CALLSIGNS_CONTROL: list[str] = [
    # ── 부산 도시철도 관제 호출 코드 ──
    "전철 보안", "전철 범일", "전철 호포", "전철 신평", "전철 관제", "전철 통제",
    "전철보안", "전철범일", "전철호포", "전철신평",
    # 관제사 특유 어구
    "진로 확인 부탁", "통과 허가", "신호진로 확인",
]

CALLSIGNS_TRAIN: list[str] = [
    # ── 차량/열차 유형 ──
    "모터카", "전기 모터카", "신호 모터카", "검측차", "검축차", "궤도 검측차",
    # 열차 발화 특유 어구
    "출발 합니다", "출발하겠습니다", "통과 하겠습니다", "통과하겠습니다",
    "확인하고 통과", "신호 확인 후 통과",
]

class DomainDictionary(BaseModel):
    stations: list[str] = [
        "다대포해수욕장", "다대포항", "낫개", "신장림", "장림", "동매", "신평", "하단", "당리", "사하", "괴정",
        "대티", "서대신", "동대신", "토성", "자갈치", "남포", "중앙", "노포", "범어사", "남산", "두실", "구서", "장전",
        "부산대", "온천장", "명륜", "동래", "교대", "연산", "시청", "양정", "부전", "서면", "범내골", "범일", "좌천", "부산진",
        "초량", "부산역"
    ]
    railway_terms: list[str] = [
        "모터카", "분기기", "신호기", "궤도", "검축차", "하선", "상선", "입고", "출고", "무전", "수신", "양호",
        "신호 모터카", "전기 모터카", "궤도 검측차"
    ]
    HARDCODED_FIXES: dict[str, str] = {
        "신호질로": "신호 진로",
        "멀티플": "멀티플 타이탬퍼"
    }

    def get_prompt(self) -> str:
        """STT 모델에 주입할 initial_prompt 문자열을 반환합니다."""
        return " ".join(self.stations + self.railway_terms)
    def post_process_correction(self, text: str, threshold: float = 85.0) -> str:
        """
        [Chapter 6.1 최적화 알고리즘]
        RapidFuzz를 사용하여 문장 내 특정 어절들을 사전 단어와 비교 후
        오타로 판단되면 철도 전문 용어로 자동 교정합니다. (띄어쓰기 기준으로 토큰화)
        """
        from rapidfuzz import process, fuzz
        # RAILWAY_TERMS_LIST가 비어있으면 기본 하드코딩을 쓰고, 있으면 합침
        all_terms = self.stations + self.railway_terms
        if RAILWAY_TERMS_LIST:
            all_terms.extend(RAILWAY_TERMS_LIST)
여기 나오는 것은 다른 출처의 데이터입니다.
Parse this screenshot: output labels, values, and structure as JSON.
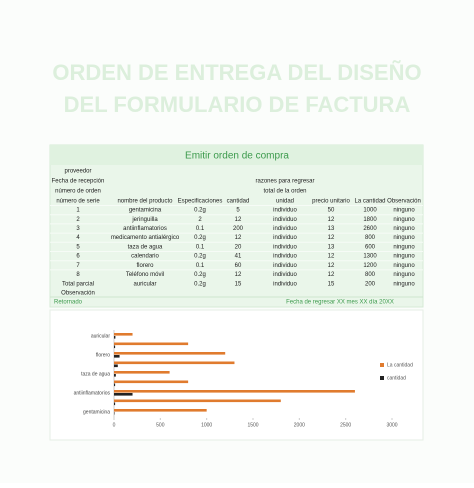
{
  "header": {
    "title_lines": [
      "ORDEN DE ENTREGA DEL DISEÑO",
      "DEL FORMULARIO DE FACTURA"
    ]
  },
  "table": {
    "caption": "Emitir orden de compra",
    "info_rows": [
      [
        "proveedor"
      ],
      [
        "Fecha de recepción",
        "razones para regresar"
      ],
      [
        "número de orden",
        "total de la orden"
      ]
    ],
    "columns": [
      "número de serie",
      "nombre del producto",
      "Especificaciones",
      "cantidad",
      "unidad",
      "precio unitario",
      "La cantidad",
      "Observación"
    ],
    "rows": [
      [
        1,
        "gentamicina",
        "0.2g",
        5,
        "individuo",
        50,
        1000,
        "ninguno"
      ],
      [
        2,
        "jeringuilla",
        2,
        12,
        "individuo",
        12,
        1800,
        "ninguno"
      ],
      [
        3,
        "antiinflamatorios",
        0.1,
        200,
        "individuo",
        13,
        2600,
        "ninguno"
      ],
      [
        4,
        "medicamento antialérgico",
        "0.2g",
        12,
        "individuo",
        12,
        800,
        "ninguno"
      ],
      [
        5,
        "taza de agua",
        0.1,
        20,
        "individuo",
        13,
        600,
        "ninguno"
      ],
      [
        6,
        "calendario",
        "0.2g",
        41,
        "individuo",
        12,
        1300,
        "ninguno"
      ],
      [
        7,
        "florero",
        0.1,
        60,
        "individuo",
        12,
        1200,
        "ninguno"
      ],
      [
        8,
        "Teléfono móvil",
        "0.2g",
        12,
        "individuo",
        12,
        800,
        "ninguno"
      ]
    ],
    "subtotal": [
      "Total parcial",
      "auricular",
      "0.2g",
      15,
      "individuo",
      15,
      200,
      "ninguno"
    ],
    "observation": "Observación"
  },
  "footer": {
    "left": "Retornado",
    "right": "Fecha de regresar XX mes XX día 20XX"
  },
  "chart_data": {
    "type": "barh",
    "categories": [
      "gentamicina",
      null,
      "antiinflamatorios",
      null,
      "taza de agua",
      null,
      "florero",
      null,
      "auricular"
    ],
    "series": [
      {
        "name": "La cantidad",
        "color": "#e07b2e",
        "values": [
          1000,
          1800,
          2600,
          800,
          600,
          1300,
          1200,
          800,
          200
        ]
      },
      {
        "name": "cantidad",
        "color": "#222222",
        "values": [
          5,
          12,
          200,
          12,
          20,
          41,
          60,
          12,
          15
        ]
      }
    ],
    "xlim": [
      0,
      3000
    ],
    "xticks": [
      0,
      500,
      1000,
      1500,
      2000,
      2500,
      3000
    ],
    "legend": "right"
  }
}
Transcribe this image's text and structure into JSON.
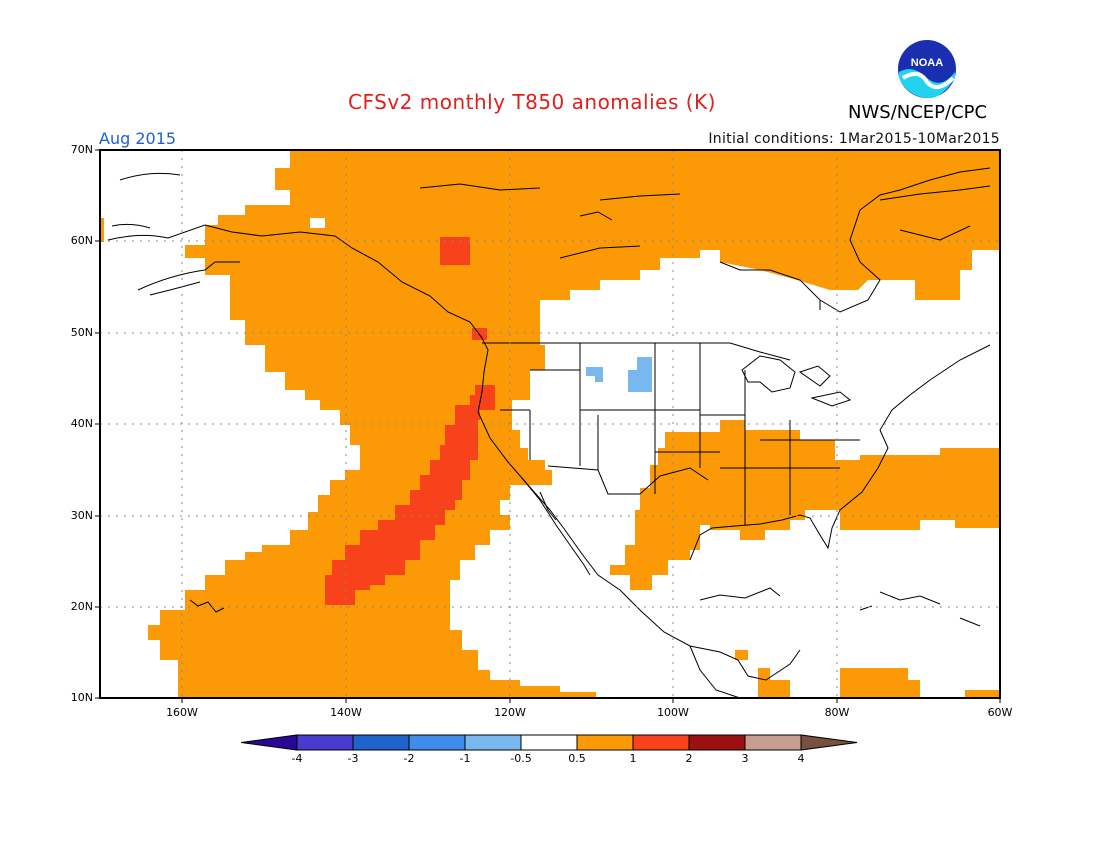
{
  "header": {
    "title": "CFSv2 monthly T850 anomalies (K)",
    "agency": "NWS/NCEP/CPC",
    "period": "Aug 2015",
    "initial_conditions": "Initial conditions: 1Mar2015-10Mar2015",
    "logo_text": "NOAA"
  },
  "axes": {
    "y_ticks": [
      "70N",
      "60N",
      "50N",
      "40N",
      "30N",
      "20N",
      "10N"
    ],
    "x_ticks": [
      "160W",
      "140W",
      "120W",
      "100W",
      "80W",
      "60W"
    ]
  },
  "legend": {
    "tick_labels": [
      "-4",
      "-3",
      "-2",
      "-1",
      "-0.5",
      "0.5",
      "1",
      "2",
      "3",
      "4"
    ],
    "colors": [
      "#2a0896",
      "#4a3bd0",
      "#1e64cc",
      "#3f8de8",
      "#79b8ee",
      "#ffffff",
      "#fb9a06",
      "#f7421c",
      "#9c1010",
      "#c79d8f",
      "#7a5040"
    ]
  },
  "shading_colors": {
    "weak_positive": "#fb9a06",
    "moderate_positive": "#f7421c",
    "strong_positive": "#d21c1c",
    "weak_negative": "#79b8ee"
  }
}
        # 1. 하드코딩 교정 (단순 매칭/replace)
        for bad_word, good_word in self.HARDCODED_FIXES.items():
            text = text.replace(bad_word, good_word)

        words = text.split()
        corrected_words = []

        # 유효한 최적화를 위해 중복 제거
        unique_terms = list(set(all_terms))

        for word in words:
            # 특수 기호 경계 지우기 (단순화)
            clean_word = "".join(c for c in word if c.isalnum())
            best_match = None

            # 짧은 단어 무시 (길이 2 이상만 대조, CPU 최적화)
            if len(clean_word) >= 2 and unique_terms:
                match_result = process.extractOne(
                    clean_word,
                    unique_terms,
                    scorer=fuzz.WRatio,
                    score_cutoff=threshold
                )
                if match_result:
                    best_match = match_result[0]

            if best_match:
                corrected_words.append(best_match)
            else:
                corrected_words.append(word)

        # 3. 추가 보정 (선택사항)
        for i, cw in enumerate(corrected_words):
            if "다대포" in cw and not cw.endswith("역") and not "해수욕" in cw:
                corrected_words[i] = cw + "역"

        return " ".join(corrected_words)

# 전역 인스턴스
domain_dict = DomainDictionary()